A description of how a rig's bones map to the standard humanoid bone slots. One avatar per rig; pair two avatars (source + target) to retarget animations between them.

The full authoring workflow — auto-mapping, validation, the Retarget… modal — lives in the asset inspector. See Skeletal Animation Pipeline for the end-to-end guide.

Inheritance: * Asset


Humanoid slot enum

Twenty-one slots covering a standard humanoid skeleton:

Hips, Spine, Chest, Neck, Head,
LeftShoulder,  LeftUpperArm,  LeftLowerArm,  LeftHand,
RightShoulder, RightUpperArm, RightLowerArm, RightHand,
LeftUpperLeg,  LeftLowerLeg,  LeftFoot,  LeftToes,
RightUpperLeg, RightLowerLeg, RightFoot, RightToes

Rigs without all 21 slots (a stripped robot with no Spine/Chest/Neck/Shoulder, for instance) leave those slots empty — retargeting just skips them. The arms/legs/head animate; the missing joints stay rigid. That's a property of the target rig, not the math.


No Lua API yet

HumanoidAvatarAsset doesn't currently expose Lua bindings. The whole authoring loop is editor-driven (Create Asset → Humanoid Avatar, Auto-map button, manual slot text entry), and the retarget bake is also editor-side (right-click any SkeletalAnimationAsset → Retarget…).

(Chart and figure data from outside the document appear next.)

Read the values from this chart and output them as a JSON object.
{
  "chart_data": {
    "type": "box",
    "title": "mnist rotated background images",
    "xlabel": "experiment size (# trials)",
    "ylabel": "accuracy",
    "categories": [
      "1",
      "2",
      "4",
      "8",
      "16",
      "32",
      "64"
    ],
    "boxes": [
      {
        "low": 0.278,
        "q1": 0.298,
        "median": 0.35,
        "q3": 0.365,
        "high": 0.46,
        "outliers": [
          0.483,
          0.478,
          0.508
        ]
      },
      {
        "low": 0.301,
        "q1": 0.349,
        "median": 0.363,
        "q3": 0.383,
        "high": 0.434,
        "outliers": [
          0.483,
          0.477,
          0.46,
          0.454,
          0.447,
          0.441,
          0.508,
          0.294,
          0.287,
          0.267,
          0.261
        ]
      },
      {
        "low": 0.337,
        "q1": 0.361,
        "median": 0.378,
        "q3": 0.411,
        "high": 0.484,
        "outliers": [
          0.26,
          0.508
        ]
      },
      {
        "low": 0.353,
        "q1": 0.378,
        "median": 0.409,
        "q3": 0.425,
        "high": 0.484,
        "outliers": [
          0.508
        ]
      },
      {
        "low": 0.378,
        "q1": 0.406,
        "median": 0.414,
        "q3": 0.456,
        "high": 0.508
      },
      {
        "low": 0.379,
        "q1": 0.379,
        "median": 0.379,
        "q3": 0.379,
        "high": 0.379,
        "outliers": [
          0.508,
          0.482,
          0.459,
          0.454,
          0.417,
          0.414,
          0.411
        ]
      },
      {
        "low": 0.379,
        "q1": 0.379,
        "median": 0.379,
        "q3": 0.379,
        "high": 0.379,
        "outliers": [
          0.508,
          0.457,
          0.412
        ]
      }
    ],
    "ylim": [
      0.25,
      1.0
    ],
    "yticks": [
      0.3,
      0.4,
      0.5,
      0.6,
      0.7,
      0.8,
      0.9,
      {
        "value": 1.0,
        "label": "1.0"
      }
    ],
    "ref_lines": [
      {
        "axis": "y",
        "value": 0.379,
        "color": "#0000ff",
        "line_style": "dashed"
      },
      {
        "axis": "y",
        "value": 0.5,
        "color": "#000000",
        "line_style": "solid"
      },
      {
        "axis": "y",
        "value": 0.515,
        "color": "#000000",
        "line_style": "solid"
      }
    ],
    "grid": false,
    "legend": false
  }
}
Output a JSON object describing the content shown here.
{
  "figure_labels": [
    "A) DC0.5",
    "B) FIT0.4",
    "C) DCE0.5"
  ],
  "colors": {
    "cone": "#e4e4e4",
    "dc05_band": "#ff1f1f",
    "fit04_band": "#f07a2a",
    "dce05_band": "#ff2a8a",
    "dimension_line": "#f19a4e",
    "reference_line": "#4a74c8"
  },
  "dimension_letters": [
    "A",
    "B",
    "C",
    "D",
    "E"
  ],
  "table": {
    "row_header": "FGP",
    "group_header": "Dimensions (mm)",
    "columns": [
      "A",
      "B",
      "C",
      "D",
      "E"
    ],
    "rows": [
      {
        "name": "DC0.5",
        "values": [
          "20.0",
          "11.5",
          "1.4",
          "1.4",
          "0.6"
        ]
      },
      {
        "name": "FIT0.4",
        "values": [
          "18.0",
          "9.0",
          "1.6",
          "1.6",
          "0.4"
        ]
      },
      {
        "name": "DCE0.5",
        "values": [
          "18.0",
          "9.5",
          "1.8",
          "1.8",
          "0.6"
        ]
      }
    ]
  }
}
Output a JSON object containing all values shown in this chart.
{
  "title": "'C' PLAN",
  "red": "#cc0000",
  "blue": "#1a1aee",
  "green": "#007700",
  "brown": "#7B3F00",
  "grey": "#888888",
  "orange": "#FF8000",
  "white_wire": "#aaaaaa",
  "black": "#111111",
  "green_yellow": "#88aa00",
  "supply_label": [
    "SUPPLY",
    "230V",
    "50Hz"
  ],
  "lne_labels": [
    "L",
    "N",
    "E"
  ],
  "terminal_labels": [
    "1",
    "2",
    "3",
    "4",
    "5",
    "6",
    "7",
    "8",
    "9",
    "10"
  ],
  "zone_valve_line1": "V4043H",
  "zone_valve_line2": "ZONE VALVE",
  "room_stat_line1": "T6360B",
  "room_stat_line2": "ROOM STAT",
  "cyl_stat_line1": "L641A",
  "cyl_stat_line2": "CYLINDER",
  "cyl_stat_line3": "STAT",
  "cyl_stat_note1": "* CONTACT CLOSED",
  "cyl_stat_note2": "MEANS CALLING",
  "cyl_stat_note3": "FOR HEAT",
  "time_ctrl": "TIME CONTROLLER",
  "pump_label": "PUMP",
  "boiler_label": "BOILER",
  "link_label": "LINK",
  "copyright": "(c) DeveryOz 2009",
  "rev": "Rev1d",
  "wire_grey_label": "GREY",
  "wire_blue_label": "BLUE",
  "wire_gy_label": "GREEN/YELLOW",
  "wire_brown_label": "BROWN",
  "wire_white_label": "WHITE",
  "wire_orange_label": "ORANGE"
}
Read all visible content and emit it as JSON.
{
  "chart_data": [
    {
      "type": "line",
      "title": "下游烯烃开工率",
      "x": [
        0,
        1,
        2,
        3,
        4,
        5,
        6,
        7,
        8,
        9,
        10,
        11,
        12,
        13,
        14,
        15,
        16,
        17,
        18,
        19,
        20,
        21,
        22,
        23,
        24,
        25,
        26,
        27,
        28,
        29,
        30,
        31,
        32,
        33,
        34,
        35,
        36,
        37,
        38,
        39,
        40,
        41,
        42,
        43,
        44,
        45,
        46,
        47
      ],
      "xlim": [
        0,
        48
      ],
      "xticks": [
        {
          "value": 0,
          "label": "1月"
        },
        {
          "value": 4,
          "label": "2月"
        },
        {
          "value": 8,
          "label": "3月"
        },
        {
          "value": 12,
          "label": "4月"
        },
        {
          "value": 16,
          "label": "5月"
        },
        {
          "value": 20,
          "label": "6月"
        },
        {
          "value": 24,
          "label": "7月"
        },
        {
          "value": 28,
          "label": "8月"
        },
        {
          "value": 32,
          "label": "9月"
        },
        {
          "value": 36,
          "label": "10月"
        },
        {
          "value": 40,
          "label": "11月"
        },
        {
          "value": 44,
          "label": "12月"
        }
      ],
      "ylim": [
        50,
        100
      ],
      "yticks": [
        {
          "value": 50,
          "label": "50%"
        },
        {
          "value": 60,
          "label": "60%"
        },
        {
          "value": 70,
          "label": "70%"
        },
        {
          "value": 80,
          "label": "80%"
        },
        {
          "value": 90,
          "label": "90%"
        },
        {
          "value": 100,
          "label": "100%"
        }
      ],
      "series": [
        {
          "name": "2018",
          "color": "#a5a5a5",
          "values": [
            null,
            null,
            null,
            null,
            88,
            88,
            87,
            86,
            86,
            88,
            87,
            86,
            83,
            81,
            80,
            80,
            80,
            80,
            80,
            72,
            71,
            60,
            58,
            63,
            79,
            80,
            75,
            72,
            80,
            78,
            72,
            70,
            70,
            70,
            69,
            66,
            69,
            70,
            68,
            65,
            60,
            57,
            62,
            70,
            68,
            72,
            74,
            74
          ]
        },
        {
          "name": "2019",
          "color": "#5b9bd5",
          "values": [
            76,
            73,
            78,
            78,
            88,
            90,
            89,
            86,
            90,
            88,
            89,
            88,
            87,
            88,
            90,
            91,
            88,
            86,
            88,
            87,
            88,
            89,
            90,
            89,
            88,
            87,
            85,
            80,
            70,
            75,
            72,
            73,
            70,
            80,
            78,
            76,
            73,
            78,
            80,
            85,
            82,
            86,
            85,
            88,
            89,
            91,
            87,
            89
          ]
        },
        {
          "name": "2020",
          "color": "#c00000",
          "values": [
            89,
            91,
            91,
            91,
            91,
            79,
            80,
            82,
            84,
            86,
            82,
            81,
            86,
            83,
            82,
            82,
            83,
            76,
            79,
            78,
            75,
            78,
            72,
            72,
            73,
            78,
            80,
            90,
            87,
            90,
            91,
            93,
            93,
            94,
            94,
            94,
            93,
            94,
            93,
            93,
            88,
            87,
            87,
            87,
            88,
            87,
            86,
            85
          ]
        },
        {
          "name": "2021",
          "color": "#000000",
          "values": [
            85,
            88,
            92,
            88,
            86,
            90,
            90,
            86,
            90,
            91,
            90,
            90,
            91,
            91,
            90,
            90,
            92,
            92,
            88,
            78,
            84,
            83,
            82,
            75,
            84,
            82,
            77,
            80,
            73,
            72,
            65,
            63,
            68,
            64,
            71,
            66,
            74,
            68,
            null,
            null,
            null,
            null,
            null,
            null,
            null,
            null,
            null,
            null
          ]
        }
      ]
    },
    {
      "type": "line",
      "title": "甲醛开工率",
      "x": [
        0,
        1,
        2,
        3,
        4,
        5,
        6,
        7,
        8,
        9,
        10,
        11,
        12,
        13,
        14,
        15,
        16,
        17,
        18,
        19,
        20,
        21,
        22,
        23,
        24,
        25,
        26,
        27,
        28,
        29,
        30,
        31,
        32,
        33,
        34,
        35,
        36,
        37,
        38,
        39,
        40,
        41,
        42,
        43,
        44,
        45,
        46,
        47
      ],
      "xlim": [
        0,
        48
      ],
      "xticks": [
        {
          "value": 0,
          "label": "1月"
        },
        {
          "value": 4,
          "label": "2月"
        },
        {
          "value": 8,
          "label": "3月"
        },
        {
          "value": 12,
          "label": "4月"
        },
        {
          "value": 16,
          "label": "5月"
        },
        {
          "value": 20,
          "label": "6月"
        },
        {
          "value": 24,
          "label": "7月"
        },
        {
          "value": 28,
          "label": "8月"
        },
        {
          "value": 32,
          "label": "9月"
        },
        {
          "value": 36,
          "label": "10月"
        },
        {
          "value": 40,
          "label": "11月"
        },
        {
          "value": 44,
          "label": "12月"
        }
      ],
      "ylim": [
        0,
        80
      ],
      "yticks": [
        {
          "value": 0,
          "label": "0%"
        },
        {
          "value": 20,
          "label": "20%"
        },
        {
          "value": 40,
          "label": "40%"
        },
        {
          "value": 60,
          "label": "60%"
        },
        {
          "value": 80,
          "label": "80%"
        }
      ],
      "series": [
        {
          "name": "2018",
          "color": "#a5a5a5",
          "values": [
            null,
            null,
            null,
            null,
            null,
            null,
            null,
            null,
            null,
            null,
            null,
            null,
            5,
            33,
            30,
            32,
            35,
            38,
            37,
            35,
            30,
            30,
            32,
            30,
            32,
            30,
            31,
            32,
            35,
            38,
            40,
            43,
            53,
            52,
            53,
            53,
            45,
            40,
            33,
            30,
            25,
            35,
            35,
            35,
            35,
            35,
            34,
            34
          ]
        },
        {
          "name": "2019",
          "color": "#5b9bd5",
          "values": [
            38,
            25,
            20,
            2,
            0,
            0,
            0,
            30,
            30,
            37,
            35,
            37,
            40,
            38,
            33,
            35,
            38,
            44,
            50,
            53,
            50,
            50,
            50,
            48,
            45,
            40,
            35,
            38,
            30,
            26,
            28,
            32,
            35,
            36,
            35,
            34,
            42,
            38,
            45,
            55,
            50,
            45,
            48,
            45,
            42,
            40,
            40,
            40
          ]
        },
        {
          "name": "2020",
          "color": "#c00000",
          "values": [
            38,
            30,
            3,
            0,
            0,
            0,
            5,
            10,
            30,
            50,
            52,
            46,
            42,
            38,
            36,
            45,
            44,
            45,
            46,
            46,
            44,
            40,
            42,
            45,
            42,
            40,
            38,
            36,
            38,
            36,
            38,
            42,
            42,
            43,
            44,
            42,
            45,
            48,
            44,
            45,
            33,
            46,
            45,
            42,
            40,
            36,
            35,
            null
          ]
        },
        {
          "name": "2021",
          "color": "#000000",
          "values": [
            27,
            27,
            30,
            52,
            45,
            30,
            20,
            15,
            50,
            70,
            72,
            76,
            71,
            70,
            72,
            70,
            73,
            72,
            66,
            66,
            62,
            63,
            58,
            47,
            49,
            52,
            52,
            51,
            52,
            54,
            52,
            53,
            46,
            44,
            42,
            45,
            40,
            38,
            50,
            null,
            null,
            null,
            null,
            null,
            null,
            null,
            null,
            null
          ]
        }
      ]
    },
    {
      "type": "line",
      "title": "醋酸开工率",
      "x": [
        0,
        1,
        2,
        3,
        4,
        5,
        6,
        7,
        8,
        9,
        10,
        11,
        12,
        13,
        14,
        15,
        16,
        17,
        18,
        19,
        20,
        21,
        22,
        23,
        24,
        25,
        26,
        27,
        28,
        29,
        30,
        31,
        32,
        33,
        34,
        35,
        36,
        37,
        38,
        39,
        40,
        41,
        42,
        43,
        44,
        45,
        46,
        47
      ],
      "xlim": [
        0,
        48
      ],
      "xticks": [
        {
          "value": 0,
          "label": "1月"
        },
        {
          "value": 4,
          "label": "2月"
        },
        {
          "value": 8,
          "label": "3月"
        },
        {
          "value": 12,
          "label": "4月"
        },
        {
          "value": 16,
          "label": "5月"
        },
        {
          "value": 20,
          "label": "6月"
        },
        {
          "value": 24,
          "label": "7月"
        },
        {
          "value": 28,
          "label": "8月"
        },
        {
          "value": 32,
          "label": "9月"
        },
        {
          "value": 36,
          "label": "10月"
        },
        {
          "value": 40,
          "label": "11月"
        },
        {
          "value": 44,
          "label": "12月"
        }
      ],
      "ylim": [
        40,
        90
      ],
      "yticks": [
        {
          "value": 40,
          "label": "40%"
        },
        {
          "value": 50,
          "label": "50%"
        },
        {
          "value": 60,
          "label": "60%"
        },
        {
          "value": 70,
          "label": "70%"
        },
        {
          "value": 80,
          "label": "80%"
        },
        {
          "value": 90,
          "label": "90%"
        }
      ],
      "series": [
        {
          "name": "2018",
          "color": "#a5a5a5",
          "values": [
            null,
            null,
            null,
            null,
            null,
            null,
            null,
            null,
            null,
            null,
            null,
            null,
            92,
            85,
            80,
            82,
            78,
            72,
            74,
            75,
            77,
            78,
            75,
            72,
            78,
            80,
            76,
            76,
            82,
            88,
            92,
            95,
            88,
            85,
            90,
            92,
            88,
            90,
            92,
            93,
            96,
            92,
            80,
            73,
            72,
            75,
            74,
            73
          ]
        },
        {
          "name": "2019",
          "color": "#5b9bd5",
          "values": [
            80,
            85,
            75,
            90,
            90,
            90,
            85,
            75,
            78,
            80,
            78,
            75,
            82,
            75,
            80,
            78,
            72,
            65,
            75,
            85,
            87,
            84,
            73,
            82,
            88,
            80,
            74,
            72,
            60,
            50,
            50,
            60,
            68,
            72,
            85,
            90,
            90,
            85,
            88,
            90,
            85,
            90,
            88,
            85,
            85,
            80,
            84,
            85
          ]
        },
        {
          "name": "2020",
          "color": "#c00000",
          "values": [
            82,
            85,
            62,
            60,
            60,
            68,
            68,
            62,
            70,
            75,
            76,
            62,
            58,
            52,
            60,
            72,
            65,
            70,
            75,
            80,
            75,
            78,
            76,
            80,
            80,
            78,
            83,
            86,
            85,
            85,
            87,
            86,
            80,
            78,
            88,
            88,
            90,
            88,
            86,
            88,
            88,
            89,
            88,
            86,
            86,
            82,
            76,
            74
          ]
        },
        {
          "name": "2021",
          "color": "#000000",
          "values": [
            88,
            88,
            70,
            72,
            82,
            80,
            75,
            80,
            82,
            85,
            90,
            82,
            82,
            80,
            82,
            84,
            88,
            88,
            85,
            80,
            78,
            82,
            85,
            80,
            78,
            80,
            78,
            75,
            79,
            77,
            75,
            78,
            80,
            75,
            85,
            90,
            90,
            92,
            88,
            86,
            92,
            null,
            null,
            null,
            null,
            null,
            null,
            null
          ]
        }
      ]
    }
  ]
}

Once baked, the retargeted clip is a regular SkeletalAnimationAsset you can LoadAsset() and assign to a SkeletalMesh3D's Animation Assets vector.

If you need runtime avatar inspection (e.g. UI that shows which bone a humanoid slot maps to), open an issue — bindings are easy to add but haven't had a real use case yet.